La pollution sonore nuit aux espèces marines à de nombreux égards.
Elle entrave la communication des animaux
De nombreux animaux, tels que les dauphins, les baleines et les poissons, communiquent en émettant des sons. Lorsque des bruits constants d’origine non naturelle viennent masquer les sons qu’ils émettent, ces animaux ont beaucoup plus de mal à communiquer entre eux pour se retrouver, chasser ensemble et donner l’alerte lorsqu’ils détectent des prédateurs.
Elle désoriente certaines espèces
La pollution sonore océanique pose particulièrement problème aux animaux qui s’orientent à l’aide de l’écholocalisation, tels que les dauphins et les autres cétacés à dents. En effet, l’excès de bruit peut interférer avec les signaux envoyés et perçus par ces animaux, ce qui les désoriente et réduit leur capacité à trouver de la nourriture.

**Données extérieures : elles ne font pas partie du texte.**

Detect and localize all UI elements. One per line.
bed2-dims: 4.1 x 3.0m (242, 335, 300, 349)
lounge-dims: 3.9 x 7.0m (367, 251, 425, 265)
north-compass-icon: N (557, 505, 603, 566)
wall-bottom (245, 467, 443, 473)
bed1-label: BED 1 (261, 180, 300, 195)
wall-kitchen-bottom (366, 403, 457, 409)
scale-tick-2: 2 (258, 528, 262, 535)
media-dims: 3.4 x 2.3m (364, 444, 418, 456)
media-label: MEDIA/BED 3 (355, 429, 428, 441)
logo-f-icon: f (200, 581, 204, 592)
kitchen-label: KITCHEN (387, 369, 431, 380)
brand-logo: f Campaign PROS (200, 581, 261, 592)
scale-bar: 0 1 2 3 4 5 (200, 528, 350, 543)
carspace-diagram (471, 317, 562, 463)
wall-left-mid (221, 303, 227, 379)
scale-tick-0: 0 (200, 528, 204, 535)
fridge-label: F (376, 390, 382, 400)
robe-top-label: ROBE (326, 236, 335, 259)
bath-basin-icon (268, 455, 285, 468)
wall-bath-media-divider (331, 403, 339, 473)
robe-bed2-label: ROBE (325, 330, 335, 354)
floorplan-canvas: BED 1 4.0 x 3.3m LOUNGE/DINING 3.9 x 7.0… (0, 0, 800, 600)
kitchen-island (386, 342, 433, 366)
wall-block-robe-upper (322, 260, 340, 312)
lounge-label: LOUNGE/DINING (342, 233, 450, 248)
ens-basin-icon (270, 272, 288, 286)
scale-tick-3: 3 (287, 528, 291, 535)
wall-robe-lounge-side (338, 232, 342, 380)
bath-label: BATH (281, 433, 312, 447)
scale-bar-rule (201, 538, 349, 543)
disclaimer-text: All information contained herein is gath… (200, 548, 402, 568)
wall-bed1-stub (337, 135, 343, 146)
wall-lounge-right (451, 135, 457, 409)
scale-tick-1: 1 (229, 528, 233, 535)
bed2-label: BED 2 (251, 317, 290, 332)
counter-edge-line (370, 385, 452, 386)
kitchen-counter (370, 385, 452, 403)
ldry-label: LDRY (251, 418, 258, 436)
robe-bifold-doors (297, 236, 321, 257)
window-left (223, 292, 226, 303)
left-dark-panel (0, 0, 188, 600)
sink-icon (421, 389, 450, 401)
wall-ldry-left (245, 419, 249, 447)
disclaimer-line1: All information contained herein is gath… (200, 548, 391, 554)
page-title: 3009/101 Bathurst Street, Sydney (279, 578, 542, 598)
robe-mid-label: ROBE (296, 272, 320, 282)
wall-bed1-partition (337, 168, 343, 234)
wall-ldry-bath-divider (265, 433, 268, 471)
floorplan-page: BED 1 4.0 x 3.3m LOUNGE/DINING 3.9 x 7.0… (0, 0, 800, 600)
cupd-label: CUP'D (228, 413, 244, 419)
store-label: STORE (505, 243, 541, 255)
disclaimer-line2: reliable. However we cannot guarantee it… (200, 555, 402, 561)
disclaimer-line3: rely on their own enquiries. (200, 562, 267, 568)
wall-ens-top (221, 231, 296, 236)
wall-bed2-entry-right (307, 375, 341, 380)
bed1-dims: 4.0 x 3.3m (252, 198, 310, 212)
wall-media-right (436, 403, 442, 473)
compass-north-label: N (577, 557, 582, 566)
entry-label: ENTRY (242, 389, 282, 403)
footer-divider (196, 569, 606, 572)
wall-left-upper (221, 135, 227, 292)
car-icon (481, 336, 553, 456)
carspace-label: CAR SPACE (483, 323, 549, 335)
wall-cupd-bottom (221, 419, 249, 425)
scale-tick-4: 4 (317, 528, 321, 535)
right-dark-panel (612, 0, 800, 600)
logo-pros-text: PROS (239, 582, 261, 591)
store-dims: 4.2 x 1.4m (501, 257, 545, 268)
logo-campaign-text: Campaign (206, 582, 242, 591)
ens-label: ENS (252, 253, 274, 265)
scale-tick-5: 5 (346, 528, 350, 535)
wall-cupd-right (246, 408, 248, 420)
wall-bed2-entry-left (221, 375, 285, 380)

Elle peut provoquer des blessures
Au-delà de perturber certaines activités vitales, le bruit anthropique peut également occasionner des blessures. Les sonars militaires et les canons à air sismiques génèrent en effet des bruits très intenses, qui peuvent susciter un état de panique chez certains animaux. En cherchant à fuir ce bruit, les animaux peuvent remonter trop rapidement vers la surface, ce qui les expose à un accident de décompression et à des lésions des tissus dues aux bulles gazeuses qui se forment lorsque la pression diminue trop vite. Certains bruits particulièrement forts peuvent aussi provoquer des pertes d’audition ou même conduire certains animaux à s’échouer et à mourir.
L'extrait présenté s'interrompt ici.